I cracked on with the code to find things to display on the FACT Metroscopes this week. We're restoring the original artwork, so need to search the Web to find pages that complete the phrases "Liverpool is...", "Dublin is...", etc. for Liverpool and her twin cities: Dublin, Odessa, Shanghai and Cologne.
I'd already created a custom Google search engine to let us programmatically perform the searches. I've been running the search periodically in the background over the past few weeks, so have a reasonable set of pages to then parse to find the right sentence.
A naive parsing with Python's Beautiful Soup library showed we were on the right track, but also threw up some gotchas. We needed a better way to filter out extraneous text like menus and sidebar text, and also to better understand the sentences so that we could only match those that start with "[City] is..." rather than just contain those words.
Using some of the page navigation features of Beautiful Soup I wrote a better parser, which broke the page into blocks of text that we could process further.

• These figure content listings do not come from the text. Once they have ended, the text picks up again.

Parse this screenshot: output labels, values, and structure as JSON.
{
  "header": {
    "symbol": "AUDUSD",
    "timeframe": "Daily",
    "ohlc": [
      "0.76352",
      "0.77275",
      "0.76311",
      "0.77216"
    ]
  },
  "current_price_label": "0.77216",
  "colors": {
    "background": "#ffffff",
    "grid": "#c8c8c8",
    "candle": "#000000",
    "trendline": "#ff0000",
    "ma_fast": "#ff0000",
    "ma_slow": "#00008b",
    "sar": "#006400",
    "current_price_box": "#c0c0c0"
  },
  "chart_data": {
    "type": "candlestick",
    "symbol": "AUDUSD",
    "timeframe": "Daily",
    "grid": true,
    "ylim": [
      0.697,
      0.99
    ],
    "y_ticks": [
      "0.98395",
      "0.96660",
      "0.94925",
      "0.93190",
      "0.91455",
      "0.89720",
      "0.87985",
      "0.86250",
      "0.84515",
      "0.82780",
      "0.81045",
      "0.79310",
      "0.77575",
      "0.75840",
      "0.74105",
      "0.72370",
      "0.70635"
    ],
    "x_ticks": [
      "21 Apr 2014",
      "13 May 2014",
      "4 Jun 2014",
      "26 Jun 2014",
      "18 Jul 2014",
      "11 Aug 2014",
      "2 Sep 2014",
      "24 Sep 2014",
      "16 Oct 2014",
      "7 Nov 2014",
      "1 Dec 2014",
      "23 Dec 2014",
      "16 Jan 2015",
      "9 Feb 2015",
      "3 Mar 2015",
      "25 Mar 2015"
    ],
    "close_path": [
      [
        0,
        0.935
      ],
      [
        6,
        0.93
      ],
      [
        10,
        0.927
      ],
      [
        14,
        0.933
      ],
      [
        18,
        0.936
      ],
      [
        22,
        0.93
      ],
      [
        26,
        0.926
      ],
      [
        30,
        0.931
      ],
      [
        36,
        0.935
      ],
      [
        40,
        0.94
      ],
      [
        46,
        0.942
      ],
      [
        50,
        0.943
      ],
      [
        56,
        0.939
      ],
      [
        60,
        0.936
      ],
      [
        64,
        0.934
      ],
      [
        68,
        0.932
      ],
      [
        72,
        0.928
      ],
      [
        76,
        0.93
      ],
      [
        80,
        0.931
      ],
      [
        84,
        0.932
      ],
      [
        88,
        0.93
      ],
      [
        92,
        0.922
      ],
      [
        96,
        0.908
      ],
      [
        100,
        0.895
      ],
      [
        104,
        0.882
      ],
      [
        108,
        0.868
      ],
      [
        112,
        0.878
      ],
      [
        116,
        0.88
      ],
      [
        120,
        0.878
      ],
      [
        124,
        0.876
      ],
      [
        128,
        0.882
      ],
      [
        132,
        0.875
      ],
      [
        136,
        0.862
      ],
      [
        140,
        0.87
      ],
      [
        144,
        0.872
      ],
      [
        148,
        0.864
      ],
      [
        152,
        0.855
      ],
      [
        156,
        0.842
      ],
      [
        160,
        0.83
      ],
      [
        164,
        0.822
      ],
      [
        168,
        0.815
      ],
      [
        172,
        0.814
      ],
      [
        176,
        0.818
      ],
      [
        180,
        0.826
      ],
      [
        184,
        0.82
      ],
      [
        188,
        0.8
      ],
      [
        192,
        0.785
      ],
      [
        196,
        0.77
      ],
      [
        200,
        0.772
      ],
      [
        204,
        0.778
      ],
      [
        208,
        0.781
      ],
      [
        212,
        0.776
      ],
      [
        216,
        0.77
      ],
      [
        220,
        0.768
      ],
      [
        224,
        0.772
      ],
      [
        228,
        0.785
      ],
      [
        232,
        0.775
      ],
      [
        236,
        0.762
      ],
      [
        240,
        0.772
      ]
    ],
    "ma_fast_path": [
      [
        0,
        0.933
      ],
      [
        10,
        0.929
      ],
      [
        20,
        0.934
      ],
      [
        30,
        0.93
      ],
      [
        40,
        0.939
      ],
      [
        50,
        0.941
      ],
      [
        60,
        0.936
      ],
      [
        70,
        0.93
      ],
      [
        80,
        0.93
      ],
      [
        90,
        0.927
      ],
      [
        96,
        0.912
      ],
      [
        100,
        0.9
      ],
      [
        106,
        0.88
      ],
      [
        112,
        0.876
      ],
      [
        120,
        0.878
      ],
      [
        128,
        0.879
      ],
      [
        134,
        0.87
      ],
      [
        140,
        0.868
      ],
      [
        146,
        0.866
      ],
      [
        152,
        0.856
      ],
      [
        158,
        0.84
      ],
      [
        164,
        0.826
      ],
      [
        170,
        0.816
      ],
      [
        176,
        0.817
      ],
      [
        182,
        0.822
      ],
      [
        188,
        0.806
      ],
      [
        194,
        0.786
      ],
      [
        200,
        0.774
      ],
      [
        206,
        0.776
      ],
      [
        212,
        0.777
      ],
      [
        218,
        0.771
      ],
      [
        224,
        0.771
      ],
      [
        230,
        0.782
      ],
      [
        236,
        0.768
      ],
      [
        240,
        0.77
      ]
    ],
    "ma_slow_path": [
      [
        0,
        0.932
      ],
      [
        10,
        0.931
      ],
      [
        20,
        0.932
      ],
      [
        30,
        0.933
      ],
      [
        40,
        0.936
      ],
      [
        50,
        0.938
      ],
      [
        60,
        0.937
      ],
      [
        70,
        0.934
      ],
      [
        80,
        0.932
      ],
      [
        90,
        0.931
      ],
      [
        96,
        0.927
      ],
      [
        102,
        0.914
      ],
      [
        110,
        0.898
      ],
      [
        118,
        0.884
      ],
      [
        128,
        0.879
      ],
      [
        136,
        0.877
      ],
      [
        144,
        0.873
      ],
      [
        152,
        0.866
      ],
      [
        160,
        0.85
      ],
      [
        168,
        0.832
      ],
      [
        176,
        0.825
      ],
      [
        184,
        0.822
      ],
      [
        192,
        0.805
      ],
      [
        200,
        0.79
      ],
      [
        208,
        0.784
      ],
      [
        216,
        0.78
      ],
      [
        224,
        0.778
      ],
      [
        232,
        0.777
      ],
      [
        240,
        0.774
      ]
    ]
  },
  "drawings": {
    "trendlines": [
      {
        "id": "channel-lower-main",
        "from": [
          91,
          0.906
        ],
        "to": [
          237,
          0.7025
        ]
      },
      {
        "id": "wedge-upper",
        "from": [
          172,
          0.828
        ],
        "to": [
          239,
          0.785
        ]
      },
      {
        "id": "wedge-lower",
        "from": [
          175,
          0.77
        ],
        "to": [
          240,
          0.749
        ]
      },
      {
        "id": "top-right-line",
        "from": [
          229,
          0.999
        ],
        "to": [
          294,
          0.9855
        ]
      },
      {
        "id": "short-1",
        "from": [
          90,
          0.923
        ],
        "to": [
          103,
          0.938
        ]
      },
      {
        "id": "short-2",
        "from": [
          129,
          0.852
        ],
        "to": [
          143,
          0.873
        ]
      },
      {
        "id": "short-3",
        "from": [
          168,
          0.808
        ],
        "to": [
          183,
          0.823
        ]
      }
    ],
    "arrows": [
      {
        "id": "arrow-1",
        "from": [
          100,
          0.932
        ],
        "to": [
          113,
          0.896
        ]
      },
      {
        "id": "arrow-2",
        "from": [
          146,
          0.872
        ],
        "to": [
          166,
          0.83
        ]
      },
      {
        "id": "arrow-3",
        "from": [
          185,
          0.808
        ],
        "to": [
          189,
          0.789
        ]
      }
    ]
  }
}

Then I pulled in the Natural Language ToolKit library for its ability to identify full sentences for matching.
That tidied things up nicely. Then I just needed to add a denylist, which we can populate with words or phrases to use to further filter the results. That lets us avoid matches related to the football clubs rather than the cities themselves.
The next Museum in a Box production batch is starting to come together. The custom PCBs are in production, so it's time to get the RFID readers to go with them ready. I spent Friday separating out the parts we need (the spare cards and tags go into the DoES Liverpool stock cupboard for member access passes), soldering on the header sockets and testing that they were working.
Still need some more to get enough for this manufacturing run, then they'll get sent down to Museum inn a Box HQ for assembly.